The federal Consumer Financial Protection Bureau proposed a rule in May to curb debt collectors’ ability to…


… bug those with outstanding bills, and some states have tried various measures, such as limiting the interest rates collectors may charge. But until a comprehensive solution emerges, churches and others are trying to ease some of the load by jumping into the debt market.

A big part of RIP’s appeal comes from the impact even a small donation can have, say participating church leaders. When a person can’t pay a bill, that debt is often packaged with other people’s debt and sold to bill collectors for some fraction of the total amount of the bill. Those debts usually come from low-income people and are more difficult to collect.

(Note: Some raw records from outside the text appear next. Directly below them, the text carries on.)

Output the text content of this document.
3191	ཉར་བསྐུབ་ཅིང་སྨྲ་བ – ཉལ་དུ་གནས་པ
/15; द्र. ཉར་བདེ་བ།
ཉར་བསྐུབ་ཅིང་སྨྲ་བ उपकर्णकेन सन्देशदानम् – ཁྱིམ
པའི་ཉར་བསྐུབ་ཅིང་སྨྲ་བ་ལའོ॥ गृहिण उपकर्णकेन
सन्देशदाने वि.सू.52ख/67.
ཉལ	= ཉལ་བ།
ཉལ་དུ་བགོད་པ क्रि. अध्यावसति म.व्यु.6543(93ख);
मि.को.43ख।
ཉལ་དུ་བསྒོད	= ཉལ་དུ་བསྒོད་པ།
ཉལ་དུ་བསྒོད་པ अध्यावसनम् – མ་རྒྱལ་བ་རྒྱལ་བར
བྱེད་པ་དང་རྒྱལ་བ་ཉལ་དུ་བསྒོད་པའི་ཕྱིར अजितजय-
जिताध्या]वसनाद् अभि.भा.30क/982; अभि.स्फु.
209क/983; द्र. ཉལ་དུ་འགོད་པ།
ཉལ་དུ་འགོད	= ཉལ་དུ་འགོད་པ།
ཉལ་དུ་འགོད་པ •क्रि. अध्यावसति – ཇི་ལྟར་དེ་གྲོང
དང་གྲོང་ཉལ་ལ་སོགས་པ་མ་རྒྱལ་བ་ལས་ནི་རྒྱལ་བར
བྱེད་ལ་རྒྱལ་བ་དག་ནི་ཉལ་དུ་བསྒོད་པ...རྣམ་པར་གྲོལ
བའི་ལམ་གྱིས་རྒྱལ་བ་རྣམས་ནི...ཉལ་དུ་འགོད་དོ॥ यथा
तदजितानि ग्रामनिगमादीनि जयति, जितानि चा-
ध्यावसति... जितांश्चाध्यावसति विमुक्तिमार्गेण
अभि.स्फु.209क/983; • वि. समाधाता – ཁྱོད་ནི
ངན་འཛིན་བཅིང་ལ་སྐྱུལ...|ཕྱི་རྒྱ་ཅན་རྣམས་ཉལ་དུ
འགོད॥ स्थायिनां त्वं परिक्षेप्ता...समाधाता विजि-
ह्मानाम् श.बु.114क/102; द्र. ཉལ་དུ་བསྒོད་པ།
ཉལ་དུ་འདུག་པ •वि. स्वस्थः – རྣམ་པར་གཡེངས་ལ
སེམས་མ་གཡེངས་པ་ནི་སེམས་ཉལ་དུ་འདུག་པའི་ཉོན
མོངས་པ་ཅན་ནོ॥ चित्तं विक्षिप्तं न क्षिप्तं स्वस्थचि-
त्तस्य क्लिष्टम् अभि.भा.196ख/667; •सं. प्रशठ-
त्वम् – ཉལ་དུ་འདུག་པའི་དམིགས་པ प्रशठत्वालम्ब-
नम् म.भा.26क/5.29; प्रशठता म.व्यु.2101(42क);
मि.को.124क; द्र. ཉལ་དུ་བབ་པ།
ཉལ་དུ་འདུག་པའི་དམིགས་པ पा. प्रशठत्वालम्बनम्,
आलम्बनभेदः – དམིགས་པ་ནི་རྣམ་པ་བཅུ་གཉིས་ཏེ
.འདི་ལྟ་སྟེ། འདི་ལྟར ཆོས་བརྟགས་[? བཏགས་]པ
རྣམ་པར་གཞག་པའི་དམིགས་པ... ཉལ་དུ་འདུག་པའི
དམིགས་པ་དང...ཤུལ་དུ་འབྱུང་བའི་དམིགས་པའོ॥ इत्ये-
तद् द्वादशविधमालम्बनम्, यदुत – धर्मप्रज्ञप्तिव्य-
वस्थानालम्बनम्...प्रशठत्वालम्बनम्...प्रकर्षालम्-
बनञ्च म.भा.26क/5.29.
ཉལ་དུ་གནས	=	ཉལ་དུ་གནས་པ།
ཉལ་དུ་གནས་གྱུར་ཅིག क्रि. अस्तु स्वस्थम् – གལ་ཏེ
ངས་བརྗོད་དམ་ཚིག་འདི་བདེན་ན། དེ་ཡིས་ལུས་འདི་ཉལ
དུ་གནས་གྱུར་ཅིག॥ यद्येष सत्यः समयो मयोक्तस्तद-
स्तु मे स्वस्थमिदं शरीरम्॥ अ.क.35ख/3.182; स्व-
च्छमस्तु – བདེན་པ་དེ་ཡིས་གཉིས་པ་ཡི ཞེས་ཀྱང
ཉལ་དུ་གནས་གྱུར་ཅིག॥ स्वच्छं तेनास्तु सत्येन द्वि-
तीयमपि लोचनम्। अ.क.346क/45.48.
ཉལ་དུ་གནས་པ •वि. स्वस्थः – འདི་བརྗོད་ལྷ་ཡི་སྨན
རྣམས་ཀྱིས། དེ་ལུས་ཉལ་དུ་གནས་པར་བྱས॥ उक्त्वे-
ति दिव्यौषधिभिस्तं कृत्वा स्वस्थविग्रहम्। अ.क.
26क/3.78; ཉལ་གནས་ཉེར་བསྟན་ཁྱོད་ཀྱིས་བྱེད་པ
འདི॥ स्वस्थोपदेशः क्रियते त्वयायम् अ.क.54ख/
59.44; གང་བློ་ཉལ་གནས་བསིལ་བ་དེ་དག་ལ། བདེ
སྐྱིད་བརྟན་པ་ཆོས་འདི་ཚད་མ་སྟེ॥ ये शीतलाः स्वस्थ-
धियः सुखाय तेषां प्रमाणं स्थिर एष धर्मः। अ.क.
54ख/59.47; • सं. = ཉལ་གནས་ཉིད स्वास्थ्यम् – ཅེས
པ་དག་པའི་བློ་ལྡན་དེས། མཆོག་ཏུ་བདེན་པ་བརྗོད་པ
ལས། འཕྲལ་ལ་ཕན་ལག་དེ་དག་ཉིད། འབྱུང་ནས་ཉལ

RIP Medical Debt buys debt portfolios on this secondary market for pennies on the dollar with money from its donors. But instead of collecting the debt, RIP forgives it.

To be eligible for repayment from RIP, the debtor must be earning less than twice the federal poverty level (about $25,000 a year for an individual), have debts that are 5% or more of their annual income and have more debt than assets.

Because hospitals and doctors are eager to get those hard-to-collect debts off their books, they sell them cheap.